Do not agree to anything to which you are uncertain; check with us first.
The less said, the better. Do not discuss your problems with other practitioners in the area. Do not “bad-mouth” the competition, but don’t build them up too much either! Do not talk down the area, or the people living nearby. Always be positive and considerate.
THE NEW PRACTITIONER: If you have a new practitioner as a purchaser candidate, just be patient. This is a first time experience for him, and he will seem to be naturally suspicious of everyone.

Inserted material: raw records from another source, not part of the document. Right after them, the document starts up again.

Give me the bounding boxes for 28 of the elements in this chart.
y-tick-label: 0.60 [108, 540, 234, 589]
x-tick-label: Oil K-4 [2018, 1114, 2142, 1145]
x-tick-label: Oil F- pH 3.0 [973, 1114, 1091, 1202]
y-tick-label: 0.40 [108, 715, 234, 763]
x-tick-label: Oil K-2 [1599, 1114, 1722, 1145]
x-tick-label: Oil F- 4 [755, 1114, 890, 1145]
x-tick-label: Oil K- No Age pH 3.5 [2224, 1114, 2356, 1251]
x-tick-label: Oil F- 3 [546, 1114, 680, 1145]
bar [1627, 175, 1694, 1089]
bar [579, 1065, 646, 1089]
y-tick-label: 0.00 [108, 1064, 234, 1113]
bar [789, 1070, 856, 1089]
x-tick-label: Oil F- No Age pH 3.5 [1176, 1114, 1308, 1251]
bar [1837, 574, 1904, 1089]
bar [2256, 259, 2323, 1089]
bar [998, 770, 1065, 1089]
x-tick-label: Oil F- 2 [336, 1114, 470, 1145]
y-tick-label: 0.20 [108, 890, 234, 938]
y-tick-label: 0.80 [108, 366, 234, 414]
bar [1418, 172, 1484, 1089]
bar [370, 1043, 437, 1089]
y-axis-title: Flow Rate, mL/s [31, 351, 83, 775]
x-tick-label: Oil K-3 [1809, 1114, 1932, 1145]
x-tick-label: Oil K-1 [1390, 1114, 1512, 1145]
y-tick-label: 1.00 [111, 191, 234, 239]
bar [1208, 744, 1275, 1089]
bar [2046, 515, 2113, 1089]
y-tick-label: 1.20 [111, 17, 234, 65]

Many times he will feel as though he must impress his friends with his ability to negotiate a “good deal.” If you encounter this, then we suggest you discontinue discussions and let us know. If we can get him turned around, then great; if not, we’ll look for others.
Just remember what you were like when you were the same age and be prepared to be a little forgiving. A new practitioner will either:
(I) believe that he is smarter and is a better practitioner than you; or
(II) be scared to death to make a decision;
(III) if you are really fortunate, he will be confident, but appreciative of the opportunity.
Remember, you are probably too old to know everything, but he or she is not!
You will have many other questions. Once you are ready to go to contract, you will receive a summary that will address those questions about the sale. Be sure to read that information very carefully and follow the instructions; you will find it most helpful. Remember, we’ve been through this before, and we will get you through it too! Make sure you maintain contact with your Legacy Practice Transitions analyst during the entire transaction. Good luck.